The proposed cycling route would link Kilmainham, Inchicore, Drimnagh and Walkinstown.

Image: Sam Boal/RollingNews.ie

DUBLIN SHOULD GET its own version of the Wild Atlantic Way to encourage tourism in less popular parts of the city, a Fianna Fáil politician has said.

Local election candidate Eoin Neylon has proposed a new cycling route that runs through the south-west of the city.

The plan, which Neylon calls The West Dublin Historical Cycle Route, would run from the Phoenix Park through Kilmainham, into Inchicore, Drimnagh and Walkinstown before looping back towards Christ Church Cathedral, and would be a way to increase visitors to tourist attractions in the west Dublin area which are currently under-visited.

He said the project will require “outside the box thinking” from those elected in May.

“It’s an issue that needs to be driven primarily by the City Council in conjunction with the NTA,” he said. 

Neylon said that many tourist attractions in the West Dublin area go under-visited.

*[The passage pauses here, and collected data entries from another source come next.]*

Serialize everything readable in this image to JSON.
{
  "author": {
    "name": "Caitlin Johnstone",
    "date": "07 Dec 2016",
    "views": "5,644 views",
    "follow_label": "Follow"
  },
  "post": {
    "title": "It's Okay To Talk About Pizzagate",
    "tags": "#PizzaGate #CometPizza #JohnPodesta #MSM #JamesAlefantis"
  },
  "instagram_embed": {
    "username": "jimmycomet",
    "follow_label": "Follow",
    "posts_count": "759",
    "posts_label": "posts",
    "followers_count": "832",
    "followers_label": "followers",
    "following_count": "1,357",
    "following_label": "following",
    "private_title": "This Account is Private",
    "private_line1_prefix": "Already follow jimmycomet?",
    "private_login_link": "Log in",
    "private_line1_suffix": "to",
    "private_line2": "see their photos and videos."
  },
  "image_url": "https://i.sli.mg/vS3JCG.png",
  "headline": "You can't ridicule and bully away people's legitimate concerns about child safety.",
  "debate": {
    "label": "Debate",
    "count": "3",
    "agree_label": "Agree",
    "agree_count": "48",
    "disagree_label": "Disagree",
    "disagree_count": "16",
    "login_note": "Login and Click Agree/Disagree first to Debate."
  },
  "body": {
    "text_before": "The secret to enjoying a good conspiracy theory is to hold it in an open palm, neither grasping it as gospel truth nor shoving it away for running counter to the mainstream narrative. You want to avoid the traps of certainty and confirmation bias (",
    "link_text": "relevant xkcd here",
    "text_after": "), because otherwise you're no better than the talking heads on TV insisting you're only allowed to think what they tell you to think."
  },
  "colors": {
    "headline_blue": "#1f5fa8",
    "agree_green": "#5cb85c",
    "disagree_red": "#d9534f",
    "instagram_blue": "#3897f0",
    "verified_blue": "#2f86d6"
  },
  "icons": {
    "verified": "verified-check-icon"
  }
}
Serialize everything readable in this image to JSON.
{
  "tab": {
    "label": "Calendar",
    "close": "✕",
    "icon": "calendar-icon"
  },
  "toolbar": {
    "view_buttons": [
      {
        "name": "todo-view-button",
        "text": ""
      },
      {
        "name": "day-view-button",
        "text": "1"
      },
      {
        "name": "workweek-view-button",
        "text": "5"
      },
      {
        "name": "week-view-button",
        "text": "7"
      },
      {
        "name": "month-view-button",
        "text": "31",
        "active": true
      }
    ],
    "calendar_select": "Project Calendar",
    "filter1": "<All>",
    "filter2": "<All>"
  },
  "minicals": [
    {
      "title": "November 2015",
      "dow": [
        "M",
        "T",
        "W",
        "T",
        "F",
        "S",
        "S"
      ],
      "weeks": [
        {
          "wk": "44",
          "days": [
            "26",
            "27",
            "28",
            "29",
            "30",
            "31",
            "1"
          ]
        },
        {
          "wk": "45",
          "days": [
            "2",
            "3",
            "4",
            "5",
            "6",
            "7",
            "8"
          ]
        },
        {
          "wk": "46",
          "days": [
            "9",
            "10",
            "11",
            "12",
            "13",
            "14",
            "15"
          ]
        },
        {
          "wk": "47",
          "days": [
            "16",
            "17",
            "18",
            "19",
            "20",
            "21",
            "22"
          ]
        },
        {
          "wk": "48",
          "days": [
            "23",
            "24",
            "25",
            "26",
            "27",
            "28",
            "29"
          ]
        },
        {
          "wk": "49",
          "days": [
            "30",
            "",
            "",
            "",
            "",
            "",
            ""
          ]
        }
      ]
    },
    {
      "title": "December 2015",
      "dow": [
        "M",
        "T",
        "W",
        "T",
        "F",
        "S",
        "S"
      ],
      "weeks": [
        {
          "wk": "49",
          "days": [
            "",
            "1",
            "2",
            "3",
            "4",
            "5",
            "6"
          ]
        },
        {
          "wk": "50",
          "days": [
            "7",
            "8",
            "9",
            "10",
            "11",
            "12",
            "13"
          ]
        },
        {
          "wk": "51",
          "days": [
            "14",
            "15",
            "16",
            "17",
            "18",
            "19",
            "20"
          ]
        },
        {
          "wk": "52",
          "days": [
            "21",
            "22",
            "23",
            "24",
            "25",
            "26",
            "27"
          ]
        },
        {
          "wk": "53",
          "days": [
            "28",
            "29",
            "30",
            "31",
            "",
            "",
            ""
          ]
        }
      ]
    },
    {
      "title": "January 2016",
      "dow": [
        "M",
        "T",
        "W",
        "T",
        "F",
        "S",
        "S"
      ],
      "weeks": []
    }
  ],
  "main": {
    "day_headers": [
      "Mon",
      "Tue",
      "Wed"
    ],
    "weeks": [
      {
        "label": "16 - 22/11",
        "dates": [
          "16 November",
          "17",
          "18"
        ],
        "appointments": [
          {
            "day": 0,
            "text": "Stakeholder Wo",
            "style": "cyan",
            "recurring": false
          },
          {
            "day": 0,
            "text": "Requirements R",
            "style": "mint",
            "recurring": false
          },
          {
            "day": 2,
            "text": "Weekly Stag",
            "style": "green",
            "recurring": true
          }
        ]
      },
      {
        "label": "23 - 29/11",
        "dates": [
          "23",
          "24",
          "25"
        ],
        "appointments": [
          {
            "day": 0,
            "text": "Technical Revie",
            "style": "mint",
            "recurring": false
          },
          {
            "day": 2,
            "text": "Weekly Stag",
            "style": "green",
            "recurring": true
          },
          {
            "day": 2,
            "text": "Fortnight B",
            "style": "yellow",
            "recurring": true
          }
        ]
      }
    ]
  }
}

The Grand Canal, for example, “is a great but underutilised amenity that we have,” he said. 

Based on the success of the Wild Atlantic Way, Neylon’s plan aims to draw more attention to the “non-traditional tourist sites”. 

“We very much don’t get a slice of the pie when it comes to that, despite the fact that we’ve some great sites to be seen.” 

The initiative aims to spread the wealth of tourism that Dublin already sees every year out to less visited areas. He wants to see “pride of place” brought back into these communities. 

He said the initiative will not only be beneficial for promoting cycling in Ireland but also for small businesses in these areas. 

It aims to increase and spread the €2 billion that almost six million tourists that visit Dublin every year already bring in. Neylon hopes for the intake to be spread more evenly and for a boost job creation in areas such as Inchicore and Drimnagh. 

Some concerns are expected, said Neylon, mainly from pedestrians. “Cyclists, pedestrians, and motors can cohabit the roads quite easily if the right infrastructure is in place.” 

“We’re well aware that we’re far behind global norms of the number of people cycling to and from work.”  

He said this is down to how far behind the cycling infrastructure in the city is. Neylon said that the infrastructure for the West Dublin Historical Cycle Route could be completed in as little as two years if all goes well. 

Fáilte Ireland had not responded to a request for comment by the time of publication.